Depuis les Grecs anciens jusqu’aux Lumières, la philosophie est la discipline qui englobe tout : elle est le questionnement, par l’usage de la raison, sur toute chose et tout mécanisme universel, naturel ou humain. Elle est autant observation attentive du monde qu’édification de principes et de systèmes. Elle conçoit et s’appuie sur des outils que sont les sciences et la logique. Pythagore, Thalès, Platon, Aristote, Descartes, Hobbes, Pascal, Newton, Galilée, De Vinci : autant d’exemples de penseurs globaux, de savants pour qui science et philosophie ne font qu’un. La position de la thèse de Husserl, dans La Krisis, est que
L’irruption de la philosophie, prise en ce sens où toutes les sciences y sont incluses, est le phénomène originaire de l’Europe spirituelle.
Ce n’est réellement qu’à partir du XIXe siècle, sous l’essor du positivisme et du scientisme, que les philosophes, les scientifiques, les économistes, les psychologues, les historiens, les physiciens, les mathématiciens, etc. deviendront des spécialistes de leur discipline, entraînant la disparition de l’honnête homme comme figure idéale du penseur.

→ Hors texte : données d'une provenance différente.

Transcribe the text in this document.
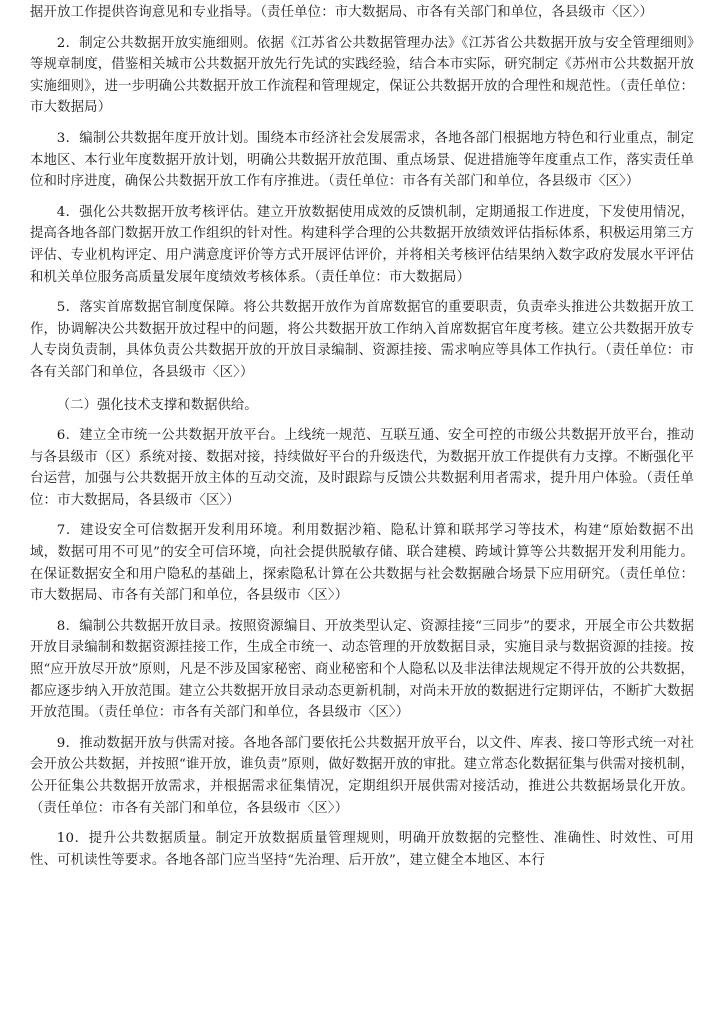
据开放工作提供咨询意见和专业指导。（责任单位：市大数据局、市各有关部门和单位，各县级市〈区〉）

2．制定公共数据开放实施细则。依据《江苏省公共数据管理办法》《江苏省公共数据开放与安全管理细则》等规章制度，借鉴相关城市公共数据开放先行先试的实践经验，结合本市实际，研究制定《苏州市公共数据开放实施细则》，进一步明确公共数据开放工作流程和管理规定，保证公共数据开放的合理性和规范性。（责任单位：市大数据局）

3．编制公共数据年度开放计划。围绕本市经济社会发展需求，各地各部门根据地方特色和行业重点，制定本地区、本行业年度数据开放计划，明确公共数据开放范围、重点场景、促进措施等年度重点工作，落实责任单位和时序进度，确保公共数据开放工作有序推进。（责任单位：市各有关部门和单位，各县级市〈区〉）

4．强化公共数据开放考核评估。建立开放数据使用成效的反馈机制，定期通报工作进度，下发使用情况，提高各地各部门数据开放工作组织的针对性。构建科学合理的公共数据开放绩效评估指标体系，积极运用第三方评估、专业机构评定、用户满意度评价等方式开展评估评价，并将相关考核评估结果纳入数字政府发展水平评估和机关单位服务高质量发展年度绩效考核体系。（责任单位：市大数据局）

5．落实首席数据官制度保障。将公共数据开放作为首席数据官的重要职责，负责牵头推进公共数据开放工作，协调解决公共数据开放过程中的问题，将公共数据开放工作纳入首席数据官年度考核。建立公共数据开放专人专岗负责制，具体负责公共数据开放的开放目录编制、资源挂接、需求响应等具体工作执行。（责任单位：市各有关部门和单位，各县级市〈区〉）

（二）强化技术支撑和数据供给。

6．建立全市统一公共数据开放平台。上线统一规范、互联互通、安全可控的市级公共数据开放平台，推动与各县级市（区）系统对接、数据对接，持续做好平台的升级迭代，为数据开放工作提供有力支撑。不断强化平台运营，加强与公共数据开放主体的互动交流，及时跟踪与反馈公共数据利用者需求，提升用户体验。（责任单位：市大数据局，各县级市〈区〉）

7．建设安全可信数据开发利用环境。利用数据沙箱、隐私计算和联邦学习等技术，构建“原始数据不出域，数据可用不可见”的安全可信环境，向社会提供脱敏存储、联合建模、跨域计算等公共数据开发利用能力。在保证数据安全和用户隐私的基础上，探索隐私计算在公共数据与社会数据融合场景下应用研究。（责任单位：市大数据局、市各有关部门和单位，各县级市〈区〉）

8．编制公共数据开放目录。按照资源编目、开放类型认定、资源挂接“三同步”的要求，开展全市公共数据开放目录编制和数据资源挂接工作，生成全市统一、动态管理的开放数据目录，实施目录与数据资源的挂接。按照“应开放尽开放”原则，凡是不涉及国家秘密、商业秘密和个人隐私以及非法律法规规定不得开放的公共数据，都应逐步纳入开放范围。建立公共数据开放目录动态更新机制，对尚未开放的数据进行定期评估，不断扩大数据开放范围。（责任单位：市各有关部门和单位，各县级市〈区〉）

9．推动数据开放与供需对接。各地各部门要依托公共数据开放平台，以文件、库表、接口等形式统一对社会开放公共数据，并按照“谁开放，谁负责”原则，做好数据开放的审批。建立常态化数据征集与供需对接机制，公开征集公共数据开放需求，并根据需求征集情况，定期组织开展供需对接活动，推进公共数据场景化开放。（责任单位：市各有关部门和单位，各县级市〈区〉）

10．提升公共数据质量。制定开放数据质量管理规则，明确开放数据的完整性、准确性、时效性、可用性、可机读性等要求。各地各部门应当坚持“先治理、后开放”，建立健全本地区、本行
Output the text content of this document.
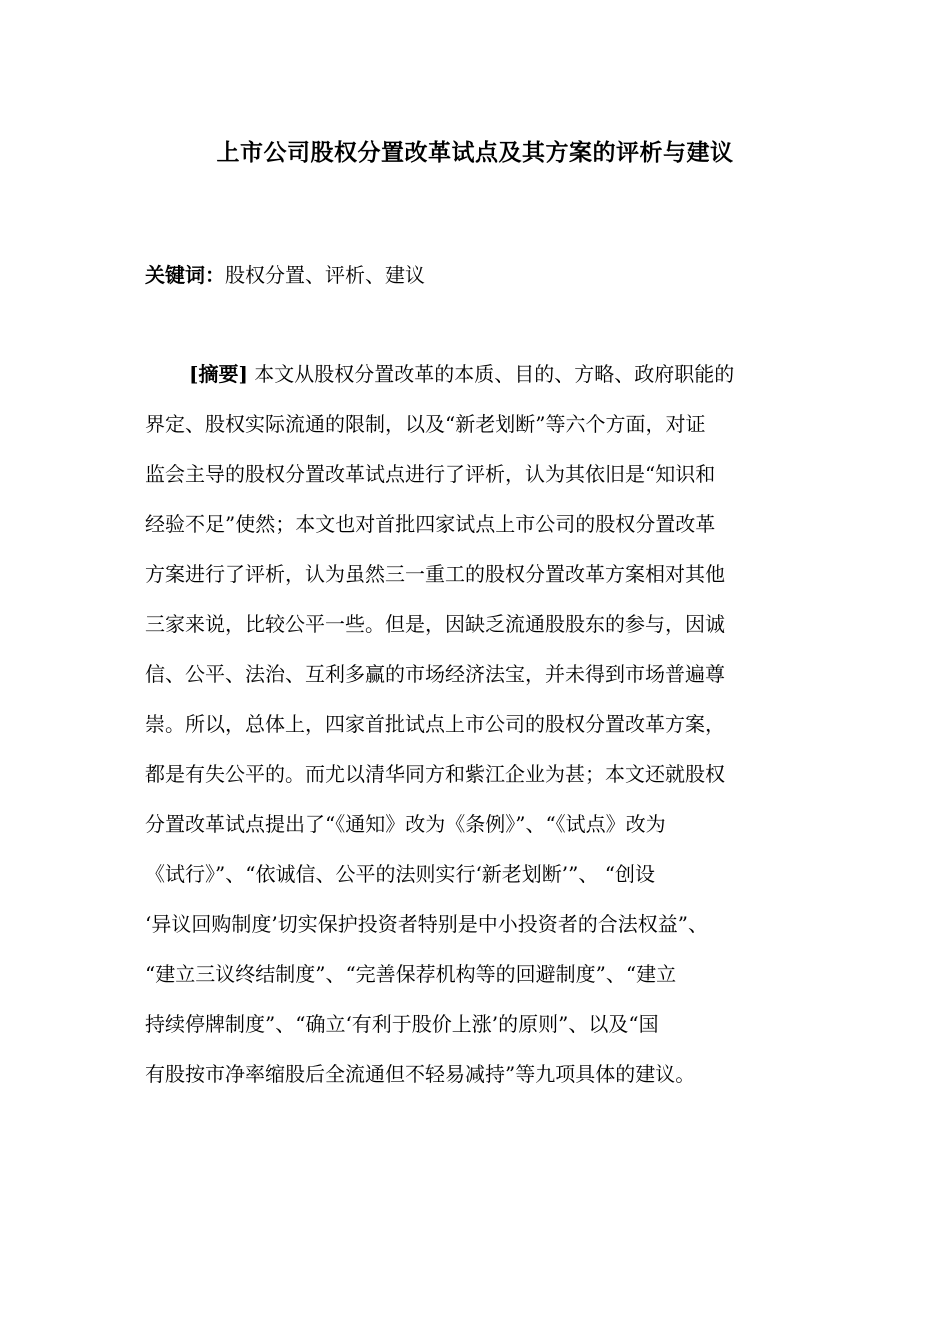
上市公司股权分置改革试点及其方案的评析与建议
关键词：股权分置、评析、建议
[摘要] 本文从股权分置改革的本质、目的、方略、政府职能的
界定、股权实际流通的限制，以及“新老划断”等六个方面，对证
监会主导的股权分置改革试点进行了评析，认为其依旧是“知识和
经验不足”使然；本文也对首批四家试点上市公司的股权分置改革
方案进行了评析，认为虽然三一重工的股权分置改革方案相对其他
三家来说，比较公平一些。但是，因缺乏流通股股东的参与，因诚
信、公平、法治、互利多赢的市场经济法宝，并未得到市场普遍尊
崇。所以，总体上，四家首批试点上市公司的股权分置改革方案，
都是有失公平的。而尤以清华同方和紫江企业为甚；本文还就股权
分置改革试点提出了“《通知》改为《条例》”、“《试点》改为
《试行》”、“依诚信、公平的法则实行‘新老划断’”、 “创设
‘异议回购制度’切实保护投资者特别是中小投资者的合法权益”、
“建立三议终结制度”、“完善保荐机构等的回避制度”、“建立
持续停牌制度”、“确立‘有利于股价上涨’的原则”、以及“国
有股按市净率缩股后全流通但不轻易减持”等九项具体的建议。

Mais que nous enseigne-t-on au fond de cette « humanité » ? En classe de Terminale (et encore, uniquement pour le cursus du baccalauréat général en France, et de manière très minoritaire), nous avons plutôt droit à un bâclage monumental sous une forme qu’il faudrait qualifier d’ « histoire et exercices pratiques de philosophie ».
Ce qui aboutit à une conclusion que l’on entend régulièrement, reprise dans cet article par un enseignant de philosophie en classe de Terminale :
La philosophie ne sert à rien
Pour être franc, la réponse est simple : la philosophie ne sert à rien. Sa contribution au PIB national est nulle. Le discours philosophique s’attache en effet à des problèmes de toujours, qui ne seront jamais refermés. Il ne donne pas de solution, il ne produit pas de certitude, il ne pose pas de point final. Parce qu’elle est le lieu d’une recherche de la vérité.
Énoncer que la philosophie ne sert à rien est un raisonnement totalement absurde et infondé, car nous baignons dans un monde qui a été construit et est imprégné par des philosophies mises en application (avec plus ou moins de succès et d’authenticité), et que sa « contribution », y compris au « PIB national », loin d’être « nulle », est au contraire incommensurable : rationalité (sciences), économie et commerce (il ne faut pas oublier que les premiers théoriciens de l’économie – Adam Smith par exemple – étaient des philosophes, appartenant au courant des Lumières et dont les objectifs étaient tout à fait concrets pour l’amélioration du sort de l’humanité), Universalité des droits de l’homme, Démocratie (Grèce antique), Etat-Nation (Locke, Hobbes, Rousseau…), République, Droit (lois et mœurs – Montesquieu, parmi d’autres), religion et rapport à la religion (critique et émergence de la notion de laïcité), diplomatie, éducation, etc.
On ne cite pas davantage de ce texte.